Giacche, maglioni, gonne, cappotti, pantaloni vengono chiusi in sacchi destinati ai poveri, o almeno così si crede. È il traffico degli indumenti usati che poi arrivano alle bancarelle dei paesi poveri.
Il bottino sono quintali di abiti usati. Migliaia di cassonetti, 1800 distribuiti sul territorio della sola Roma, svuotati dalle cooperative o dagli appaltatori incaricati riassumono un business milionario sulle spalle dei poveri.

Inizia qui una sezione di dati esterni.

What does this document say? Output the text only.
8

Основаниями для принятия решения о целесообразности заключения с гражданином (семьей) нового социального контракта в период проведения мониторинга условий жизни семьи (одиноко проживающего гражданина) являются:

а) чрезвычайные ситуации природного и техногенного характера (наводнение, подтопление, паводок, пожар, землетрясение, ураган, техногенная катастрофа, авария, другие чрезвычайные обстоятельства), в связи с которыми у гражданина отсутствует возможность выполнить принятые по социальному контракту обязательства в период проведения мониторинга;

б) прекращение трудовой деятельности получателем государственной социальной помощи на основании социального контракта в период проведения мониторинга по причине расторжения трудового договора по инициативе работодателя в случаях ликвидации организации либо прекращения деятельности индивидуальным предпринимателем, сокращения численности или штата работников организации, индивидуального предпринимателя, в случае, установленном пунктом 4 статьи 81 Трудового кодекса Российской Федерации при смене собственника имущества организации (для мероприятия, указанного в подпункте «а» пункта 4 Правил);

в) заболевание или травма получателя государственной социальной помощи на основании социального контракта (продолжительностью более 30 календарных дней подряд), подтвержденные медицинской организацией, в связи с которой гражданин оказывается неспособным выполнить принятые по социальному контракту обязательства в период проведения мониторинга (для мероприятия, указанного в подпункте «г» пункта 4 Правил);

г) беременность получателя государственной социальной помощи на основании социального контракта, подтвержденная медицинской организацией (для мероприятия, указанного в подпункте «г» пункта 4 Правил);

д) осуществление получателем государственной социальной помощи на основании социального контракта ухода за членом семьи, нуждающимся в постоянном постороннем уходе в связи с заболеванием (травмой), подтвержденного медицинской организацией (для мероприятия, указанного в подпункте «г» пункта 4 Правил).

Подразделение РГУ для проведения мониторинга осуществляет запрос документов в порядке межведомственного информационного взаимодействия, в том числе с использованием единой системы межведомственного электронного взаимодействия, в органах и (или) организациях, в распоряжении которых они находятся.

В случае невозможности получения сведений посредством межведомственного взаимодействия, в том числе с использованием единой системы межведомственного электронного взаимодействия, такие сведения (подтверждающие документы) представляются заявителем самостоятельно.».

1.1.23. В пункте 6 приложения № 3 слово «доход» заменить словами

Ma quanto pagano per questi stracci gli “ultimi della terra”? E quanto paghiamo noi? Quanti sono gli indumenti mai arrivati nelle mani di chi ne aveva veramente bisogno? Chi ci guadagna insomma?
Secondo recenti stime dell’Ispra la raccolta differenziata dei rifiuti tessili è cresciuta sensibilmente negli ultimi tempi fino a raggiungere il 12% del totale (che si aggira su 80mila tonnellate annue), pari a 2 kg a persona. L’Istituto Superiore per Protezione e la Ricerca Ambientale parla di un giro d’affari legato alla raccolta degli stracci a Roma di oltre 2 milioni di euro. Su ogni capo d’abbigliamento venduto all’ingrosso il ricavato è di 20 o 30 centesimi, in base alla loro qualità.

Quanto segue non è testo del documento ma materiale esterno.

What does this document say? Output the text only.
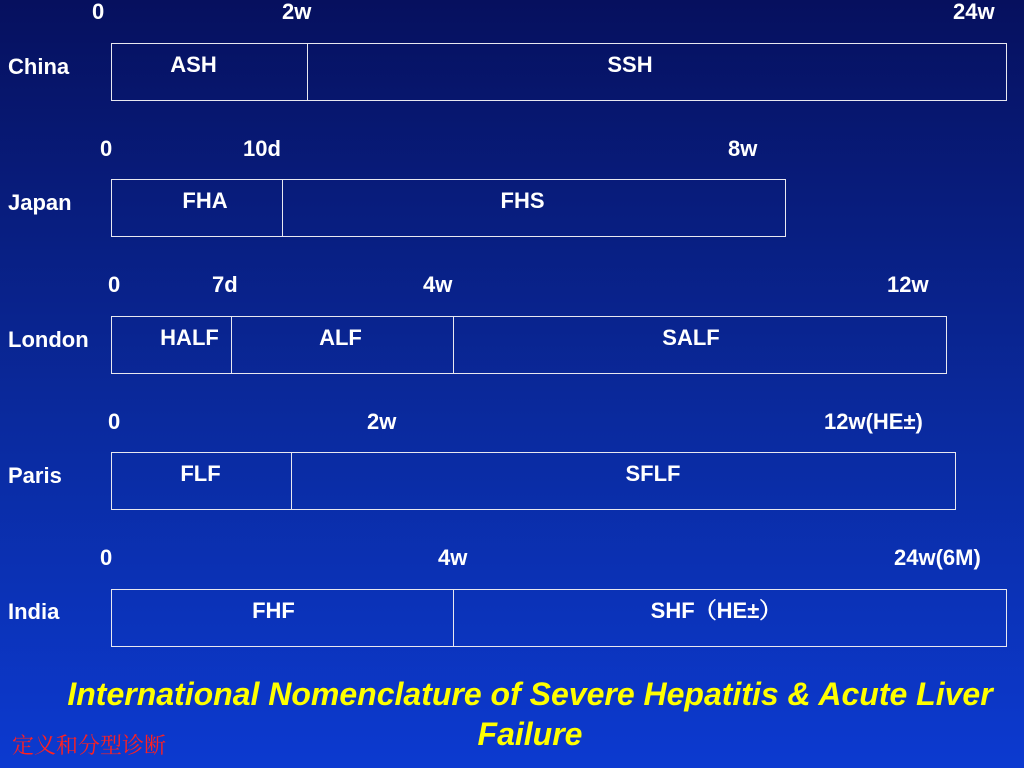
0	2w	24w
China	ASH	SSH
0	10d	8w
Japan	FHA	FHS
0	7d	4w	12w
London	HALF	ALF	SALF
0	2w	12w(HE±)
Paris	FLF	SFLF
0	4w	24w(6M)
India	FHF	SHF（HE±）
International Nomenclature of Severe Hepatitis & Acute Liver Failure
定义和分型诊断
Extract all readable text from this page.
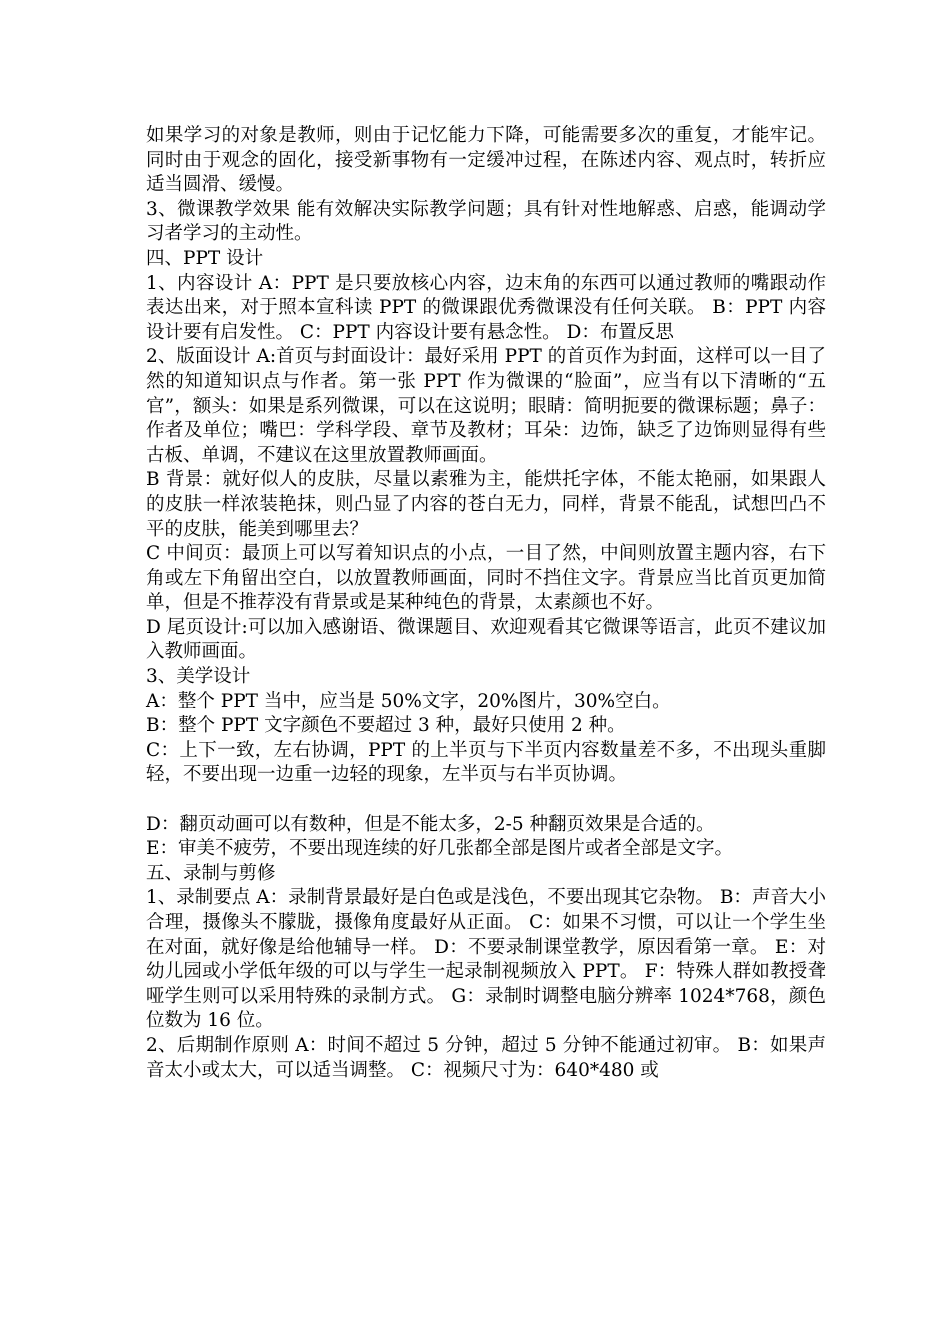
如果学习的对象是教师，则由于记忆能力下降，可能需要多次的重复，才能牢记。同时由于观念的固化，接受新事物有一定缓冲过程，在陈述内容、观点时，转折应适当圆滑、缓慢。

3、微课教学效果 能有效解决实际教学问题；具有针对性地解惑、启惑，能调动学习者学习的主动性。

四、PPT 设计

1、内容设计 A：PPT 是只要放核心内容，边末角的东西可以通过教师的嘴跟动作表达出来，对于照本宣科读 PPT 的微课跟优秀微课没有任何关联。 B：PPT 内容设计要有启发性。 C：PPT 内容设计要有悬念性。 D：布置反思

2、版面设计 A:首页与封面设计：最好采用 PPT 的首页作为封面，这样可以一目了然的知道知识点与作者。第一张 PPT 作为微课的“脸面”，应当有以下清晰的“五官”，额头：如果是系列微课，可以在这说明；眼睛：简明扼要的微课标题；鼻子：作者及单位；嘴巴：学科学段、章节及教材；耳朵：边饰，缺乏了边饰则显得有些古板、单调，不建议在这里放置教师画面。

B 背景：就好似人的皮肤，尽量以素雅为主，能烘托字体，不能太艳丽，如果跟人的皮肤一样浓装艳抹，则凸显了内容的苍白无力，同样，背景不能乱，试想凹凸不平的皮肤，能美到哪里去？

C 中间页：最顶上可以写着知识点的小点，一目了然，中间则放置主题内容，右下角或左下角留出空白，以放置教师画面，同时不挡住文字。背景应当比首页更加简单，但是不推荐没有背景或是某种纯色的背景，太素颜也不好。

D 尾页设计:可以加入感谢语、微课题目、欢迎观看其它微课等语言，此页不建议加入教师画面。

3、美学设计

A：整个 PPT 当中，应当是 50%文字，20%图片，30%空白。

B：整个 PPT 文字颜色不要超过 3 种，最好只使用 2 种。

C：上下一致，左右协调，PPT 的上半页与下半页内容数量差不多，不出现头重脚轻，不要出现一边重一边轻的现象，左半页与右半页协调。

D：翻页动画可以有数种，但是不能太多，2-5 种翻页效果是合适的。

E：审美不疲劳，不要出现连续的好几张都全部是图片或者全部是文字。

五、录制与剪修

1、录制要点 A：录制背景最好是白色或是浅色，不要出现其它杂物。 B：声音大小合理，摄像头不朦胧，摄像角度最好从正面。 C：如果不习惯，可以让一个学生坐在对面，就好像是给他辅导一样。 D：不要录制课堂教学，原因看第一章。 E：对幼儿园或小学低年级的可以与学生一起录制视频放入 PPT。 F：特殊人群如教授聋哑学生则可以采用特殊的录制方式。 G：录制时调整电脑分辨率 1024*768，颜色位数为 16 位。

2、后期制作原则 A：时间不超过 5 分钟，超过 5 分钟不能通过初审。 B：如果声音太小或太大，可以适当调整。 C：视频尺寸为：640*480 或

Ogni anno più di 10mila tonnellate di vestiti finiscono nei cassonetti gialli presenti in tutte le città italiane. Questi vestiti molto spesso invece di arrivare ai centri di distribuzione accreditati, passano per le mani di organizzazioni criminali che li selezionano accuratamente e li rivendono nelle piazza dell’usato delle nostre più grandi città.
Esiste un’apposita normativa in materia di tali speciali rifiuti, IV parte del D.Lgs. 152/06 e s.m.i., che regolamenta la raccolta differenziata dell’abbigliamento e dei prodotti tessili. La normativa prevede che tale tipo di rifiuto, classificato come rifiuto urbano, sia sottoposto al controllo diretto dei comuni o dei gestori che direttamente, o attraverso terzi, gestiscono il servizio di raccolta e conducono il rifiuto ad una sua rigenerazione.

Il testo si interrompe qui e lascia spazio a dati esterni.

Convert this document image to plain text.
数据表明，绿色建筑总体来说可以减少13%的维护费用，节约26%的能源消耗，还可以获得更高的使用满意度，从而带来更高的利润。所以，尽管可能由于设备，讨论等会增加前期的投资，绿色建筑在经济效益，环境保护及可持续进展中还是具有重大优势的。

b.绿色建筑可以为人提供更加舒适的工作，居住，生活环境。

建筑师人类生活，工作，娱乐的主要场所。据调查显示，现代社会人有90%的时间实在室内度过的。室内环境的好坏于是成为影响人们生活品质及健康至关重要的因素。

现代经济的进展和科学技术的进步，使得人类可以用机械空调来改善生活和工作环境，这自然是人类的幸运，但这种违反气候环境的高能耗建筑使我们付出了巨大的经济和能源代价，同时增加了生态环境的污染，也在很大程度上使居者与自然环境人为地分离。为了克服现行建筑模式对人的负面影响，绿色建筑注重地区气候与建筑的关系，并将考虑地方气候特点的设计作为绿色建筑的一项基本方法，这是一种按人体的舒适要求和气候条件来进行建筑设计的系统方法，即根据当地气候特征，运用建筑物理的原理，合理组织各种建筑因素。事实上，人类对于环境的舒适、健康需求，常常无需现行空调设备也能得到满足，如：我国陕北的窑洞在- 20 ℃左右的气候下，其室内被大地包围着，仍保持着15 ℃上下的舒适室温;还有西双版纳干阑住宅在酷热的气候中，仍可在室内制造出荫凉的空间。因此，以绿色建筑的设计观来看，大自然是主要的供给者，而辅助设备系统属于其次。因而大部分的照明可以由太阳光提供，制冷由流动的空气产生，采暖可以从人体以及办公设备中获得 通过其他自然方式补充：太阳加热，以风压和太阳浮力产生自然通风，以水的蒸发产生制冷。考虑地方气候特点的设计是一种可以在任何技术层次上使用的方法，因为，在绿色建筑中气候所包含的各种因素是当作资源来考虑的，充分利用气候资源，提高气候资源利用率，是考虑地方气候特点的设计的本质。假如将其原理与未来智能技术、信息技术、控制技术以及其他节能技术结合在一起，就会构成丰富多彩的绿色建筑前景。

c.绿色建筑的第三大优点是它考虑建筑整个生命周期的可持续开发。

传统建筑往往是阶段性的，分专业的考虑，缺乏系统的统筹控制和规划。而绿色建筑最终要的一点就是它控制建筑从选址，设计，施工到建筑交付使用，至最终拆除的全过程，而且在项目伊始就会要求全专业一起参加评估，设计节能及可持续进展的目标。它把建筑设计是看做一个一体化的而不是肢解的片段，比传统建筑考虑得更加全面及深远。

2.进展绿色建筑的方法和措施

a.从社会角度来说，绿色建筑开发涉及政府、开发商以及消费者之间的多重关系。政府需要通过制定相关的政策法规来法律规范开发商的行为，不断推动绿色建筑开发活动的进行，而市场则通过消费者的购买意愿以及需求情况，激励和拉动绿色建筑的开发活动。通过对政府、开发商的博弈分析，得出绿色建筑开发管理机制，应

La maggior parte dei comuni italiani ha affidato il servizio a operatori che raccolgono gli abiti dai cassonetti e li vendono a ditte di stoccaggio per pochi centesimi al pezzo. Il trattamento degli abiti raccolti prevede prima la selezione (escludendo i capi destinati al riutilizzo, ad esempio perché troppo rovinati) e poi l’igienizzazione, da effettuare prima che gli abiti siano rimessi nel ciclo post consumo.
Chi dona, perchè nella sostanza si concretizza una donazione, non conosce il destinatario del gesto. Conosce lo scopo ideale e non l’intera trafila. Tanto meno la truffa. Solo una parte viene selezionata e distribuita alle persone in stato di bisogno.
Diverse inchieste della magistratura hanno messo in luce che il traffico dei vestiti usati serve a organizzazioni criminali per riciclare soldi sporchi attraverso la vendita nei mercatini dell’usato di capi ancora buoni.